ステンレス鋼板市場価格は日々変動します。2008年9月18日現在のステンレス鋼板市場価格(SUS304種18−8、2〜3ミリ)は、東京470(千円/トン)大阪480、名古屋480となっています。

相場

10年前のステンレス鋼板市場相場価格は今の半値で250〜270(千円/トン)、更に遡って20年前の平成元年は390〜410、昭和58年は今とほとんど同じ価格でした。

2006年から原料であるニッケルの価格高騰などの影響で、特にオーステナイト系ステンレス鋼板市場価格は、1年間で2倍以上に上昇しました。
このため、ニッケルを含まない比較的価格の安いフェライト系ステンレス鋼へ鋼種変更する需要家が増加してきています。

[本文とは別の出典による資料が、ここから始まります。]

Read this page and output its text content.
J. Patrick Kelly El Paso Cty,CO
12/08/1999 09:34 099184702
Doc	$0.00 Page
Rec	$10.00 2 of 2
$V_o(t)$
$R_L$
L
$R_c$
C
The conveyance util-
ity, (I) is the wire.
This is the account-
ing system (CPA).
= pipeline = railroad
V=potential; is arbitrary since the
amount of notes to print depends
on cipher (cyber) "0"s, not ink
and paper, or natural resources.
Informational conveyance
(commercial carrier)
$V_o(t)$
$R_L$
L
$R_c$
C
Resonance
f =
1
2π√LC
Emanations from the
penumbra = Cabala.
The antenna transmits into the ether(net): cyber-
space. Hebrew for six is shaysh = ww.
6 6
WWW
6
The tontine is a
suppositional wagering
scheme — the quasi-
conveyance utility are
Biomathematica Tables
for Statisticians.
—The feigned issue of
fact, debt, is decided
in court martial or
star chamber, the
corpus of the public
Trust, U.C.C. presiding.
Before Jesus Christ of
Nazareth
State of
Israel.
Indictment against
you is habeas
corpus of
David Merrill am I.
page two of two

一般にフェライト系ステンレス鋼はSUS304に比べて耐食性に劣ると言われていますが、メーカー各社は耐食性を向上させたフェライト系ステンレス鋼を開発しており、2006年秋以降急速にその需要が高まってきています。

例として、新日鐵住金ステンレスが開発したNSSC180(旧YUS180)や、最近ではJFEスチールが開発したJFE443CTという新鋼種がSUS304代替ステンレス鋼として注目を浴びています。

日本のステンレス鋼の年間生産量は増大中

日本のステンレス鋼の年間生産量は40年前の30万トンから現在は400万トンに増大しています。この成長を支えた要因にはステンレス鋼の生産方式がクリーンで、素材は耐食性・耐久性に優れており、最小のメンテナンスで長寿命に耐えてリサイクルが可能であることが指摘されています。

ステンレス鋼はStainless Steel(さびにくい鋼)と呼ばれ、耐食性・耐久性・耐熱性に優れた金属です。

ステンレス鋼が錆びない、あるいは錆びにくいわけは、鉄に添加されるクロム(Cr)が表面に不動態皮膜(100万分の3mmの極薄の保護皮膜)をつくり耐食性が強くなるからであり、皮膜が破れても自然に皮膜が再生する利点を備えています。

鉄(Fe)にクロムを加えると腐食量が減少します。特にクロム10.5%以上になるとその効果が上がり、クロム含有量を増やすことにより更に厳しい環境条件で十分な耐食性を得ることができます。

そして、加工性や溶接性を良くするためにニッケルを添加しています。ステンレス鋼板市場価格は私たち生活者にとっても、ステンレス製システムキッチンや家庭用厨房機器、生活雑貨など、身近なものの価格に影響を及ぼすものですから気になるところです。